China’s Graphite Export Restrictions Challenge Biden’s EV Plans
China has dealt a blow to President Joe Biden’s ambitions to electrify the U.S. car fleet by announcing plans to restrict the export of graphite, a crucial component used in electric vehicle (EV) batteries. The Chinese Ministry of Commerce and General Administration of Customs revealed that these restrictions would be imposed on national security grounds, with the new rules expected to take effect in December. This move follows recent limits imposed by the United States on the types of semiconductors American companies can sell to their Chinese counterparts.
Graphite is indispensable in the production of EV batteries and accounts for the negatively charged anode part of the battery. China dominates the global production and processing of graphite, contributing to an estimated 65% of the world’s total production, according to the U.S. Geological Survey. The restriction on graphite exports serves as a potent reminder of China’s significance in the global supply chain and its intent to use its influence to advance its power.
Tom Moerenhout, a research scholar at Columbia University’s Center on Global Energy Policy, emphasized that China’s action is a show of strength and a warning to the world. He stated, “It’s really just flexing a muscle — that’s basically what’s happening.”
The decision to limit graphite exports could exacerbate an already tense trade war between the United States and China, which has been grappling with access to computer chips and chip-making equipment over the past year. The extent of the impact of these new regulations will largely depend on how strictly China enforces the licensing requirements in the coming months.
Tristan Abbey, a former director of energy and environment at the National Security Council during the Trump administration, expressed concerns about the United States’ increasing reliance on China for essential minerals.
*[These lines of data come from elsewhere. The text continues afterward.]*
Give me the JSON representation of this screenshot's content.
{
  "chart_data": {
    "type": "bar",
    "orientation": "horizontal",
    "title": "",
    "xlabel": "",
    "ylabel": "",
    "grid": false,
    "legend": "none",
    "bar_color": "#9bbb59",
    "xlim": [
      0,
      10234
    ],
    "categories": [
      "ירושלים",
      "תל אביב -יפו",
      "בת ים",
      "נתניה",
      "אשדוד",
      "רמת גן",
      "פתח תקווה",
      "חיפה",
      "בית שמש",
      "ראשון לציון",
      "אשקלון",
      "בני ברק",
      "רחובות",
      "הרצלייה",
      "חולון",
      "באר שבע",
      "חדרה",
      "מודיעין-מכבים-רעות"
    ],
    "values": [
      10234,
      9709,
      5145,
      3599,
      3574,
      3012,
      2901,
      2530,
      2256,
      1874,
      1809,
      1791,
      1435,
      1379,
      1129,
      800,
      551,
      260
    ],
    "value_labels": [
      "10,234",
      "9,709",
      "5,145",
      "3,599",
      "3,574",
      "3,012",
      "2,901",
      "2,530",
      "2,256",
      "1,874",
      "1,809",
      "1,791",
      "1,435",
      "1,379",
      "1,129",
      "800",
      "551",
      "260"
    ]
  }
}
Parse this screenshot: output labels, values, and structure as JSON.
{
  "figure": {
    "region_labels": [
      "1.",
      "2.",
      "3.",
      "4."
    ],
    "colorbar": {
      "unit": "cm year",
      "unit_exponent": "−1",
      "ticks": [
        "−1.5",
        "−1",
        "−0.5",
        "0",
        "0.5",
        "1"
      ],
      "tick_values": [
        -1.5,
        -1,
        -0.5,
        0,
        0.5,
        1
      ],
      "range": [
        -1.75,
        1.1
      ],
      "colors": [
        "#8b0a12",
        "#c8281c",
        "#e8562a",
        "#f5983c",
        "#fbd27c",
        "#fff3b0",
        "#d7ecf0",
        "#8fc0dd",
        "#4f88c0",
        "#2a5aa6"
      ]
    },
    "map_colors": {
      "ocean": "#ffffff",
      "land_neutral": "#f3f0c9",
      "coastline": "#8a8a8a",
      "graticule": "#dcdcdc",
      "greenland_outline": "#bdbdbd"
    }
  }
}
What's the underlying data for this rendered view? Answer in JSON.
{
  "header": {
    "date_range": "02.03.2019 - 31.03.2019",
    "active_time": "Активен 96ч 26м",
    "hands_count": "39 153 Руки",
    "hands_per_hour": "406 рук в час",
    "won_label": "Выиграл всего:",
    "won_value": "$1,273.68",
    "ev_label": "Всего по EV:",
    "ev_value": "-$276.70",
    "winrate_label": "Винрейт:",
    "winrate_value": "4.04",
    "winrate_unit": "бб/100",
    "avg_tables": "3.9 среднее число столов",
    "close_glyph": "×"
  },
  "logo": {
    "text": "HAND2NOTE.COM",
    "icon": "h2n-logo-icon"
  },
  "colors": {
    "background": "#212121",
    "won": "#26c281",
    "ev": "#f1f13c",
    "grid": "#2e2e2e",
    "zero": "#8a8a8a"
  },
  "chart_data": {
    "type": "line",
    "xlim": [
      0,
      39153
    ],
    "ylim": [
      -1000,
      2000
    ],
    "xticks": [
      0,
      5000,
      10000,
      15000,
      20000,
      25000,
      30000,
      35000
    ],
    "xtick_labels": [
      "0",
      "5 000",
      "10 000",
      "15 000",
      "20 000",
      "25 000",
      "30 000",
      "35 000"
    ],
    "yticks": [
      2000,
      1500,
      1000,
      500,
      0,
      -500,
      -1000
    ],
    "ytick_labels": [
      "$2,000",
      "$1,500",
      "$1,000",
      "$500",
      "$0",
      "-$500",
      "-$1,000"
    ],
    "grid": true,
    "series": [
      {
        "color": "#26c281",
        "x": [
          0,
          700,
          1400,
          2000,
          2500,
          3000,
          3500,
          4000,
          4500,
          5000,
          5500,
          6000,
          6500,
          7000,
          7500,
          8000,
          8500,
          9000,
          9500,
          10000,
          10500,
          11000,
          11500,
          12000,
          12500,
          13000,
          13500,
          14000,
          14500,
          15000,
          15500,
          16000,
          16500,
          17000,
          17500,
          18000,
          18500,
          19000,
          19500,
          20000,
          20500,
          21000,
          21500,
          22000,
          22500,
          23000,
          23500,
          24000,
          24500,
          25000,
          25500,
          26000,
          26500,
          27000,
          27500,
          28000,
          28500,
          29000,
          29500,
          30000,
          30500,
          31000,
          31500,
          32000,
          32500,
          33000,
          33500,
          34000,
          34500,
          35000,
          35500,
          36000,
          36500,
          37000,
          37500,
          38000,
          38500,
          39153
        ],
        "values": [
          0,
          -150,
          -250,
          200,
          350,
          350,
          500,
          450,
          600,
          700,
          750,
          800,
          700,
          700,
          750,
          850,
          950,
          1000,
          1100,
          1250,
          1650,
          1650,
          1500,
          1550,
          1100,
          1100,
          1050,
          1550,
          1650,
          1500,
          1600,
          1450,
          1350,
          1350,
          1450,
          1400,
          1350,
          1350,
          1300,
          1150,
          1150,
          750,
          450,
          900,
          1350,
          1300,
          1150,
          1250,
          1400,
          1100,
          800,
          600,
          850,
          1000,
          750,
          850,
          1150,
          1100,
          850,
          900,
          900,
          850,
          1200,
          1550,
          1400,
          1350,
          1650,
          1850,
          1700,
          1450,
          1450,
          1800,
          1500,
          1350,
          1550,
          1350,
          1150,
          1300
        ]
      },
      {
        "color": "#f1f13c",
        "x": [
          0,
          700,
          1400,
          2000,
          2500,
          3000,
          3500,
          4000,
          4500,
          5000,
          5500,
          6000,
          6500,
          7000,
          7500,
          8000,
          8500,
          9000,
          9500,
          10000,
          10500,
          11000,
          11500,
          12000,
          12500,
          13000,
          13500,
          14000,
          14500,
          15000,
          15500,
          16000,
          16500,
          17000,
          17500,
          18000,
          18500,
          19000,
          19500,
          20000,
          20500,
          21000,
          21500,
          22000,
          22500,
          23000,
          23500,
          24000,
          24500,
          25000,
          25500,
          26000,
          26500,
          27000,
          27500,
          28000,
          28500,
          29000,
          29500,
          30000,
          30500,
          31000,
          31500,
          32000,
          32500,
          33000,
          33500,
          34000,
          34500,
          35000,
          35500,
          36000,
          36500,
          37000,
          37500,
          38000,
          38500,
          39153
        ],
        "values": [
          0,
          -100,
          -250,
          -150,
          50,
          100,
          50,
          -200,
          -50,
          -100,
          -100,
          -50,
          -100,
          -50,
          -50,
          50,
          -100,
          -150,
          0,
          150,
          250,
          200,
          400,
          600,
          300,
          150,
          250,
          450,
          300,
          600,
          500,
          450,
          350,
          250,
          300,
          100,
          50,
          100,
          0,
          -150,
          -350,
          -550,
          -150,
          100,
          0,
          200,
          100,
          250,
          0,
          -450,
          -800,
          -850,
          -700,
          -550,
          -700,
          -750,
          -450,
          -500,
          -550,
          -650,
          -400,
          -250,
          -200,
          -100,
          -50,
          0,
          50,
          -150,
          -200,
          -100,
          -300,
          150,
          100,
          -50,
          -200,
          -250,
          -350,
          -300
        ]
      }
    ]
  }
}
He said, “In terms of the severity of how bad things could get, we haven’t even scratched the surface, given the degree to which we have made ourselves beholden to China for these minerals that we need.”
China has previously imposed export restrictions on minerals like gallium and germanium, essential for semiconductor production, leading to a sharp drop in exports. Furthermore, the Biden administration recently introduced additional limits on the sale of advanced semiconductors by U.S. firms, primarily affecting shipments to Chinese data centers.
These recent actions by China and the United States come at a critical juncture, as the Treasury Department is set to finalize rules related to the Inflation Reduction Act. These rules aim to reconfigure supply chains, urging companies to shift away from China and toward the U.S. or its close allies. Beginning in 2024, vehicles seeking to qualify for EV tax credits under this act cannot have battery components assembled in non-allied countries, including China.
These provisions have raised concerns among automakers that have long depended on China for their supply of critical minerals. The ongoing tug-of-war between the two superpowers in the realm of trade and resource access underscores the broader implications for the global EV industry and the geopolitical tension that surrounds it.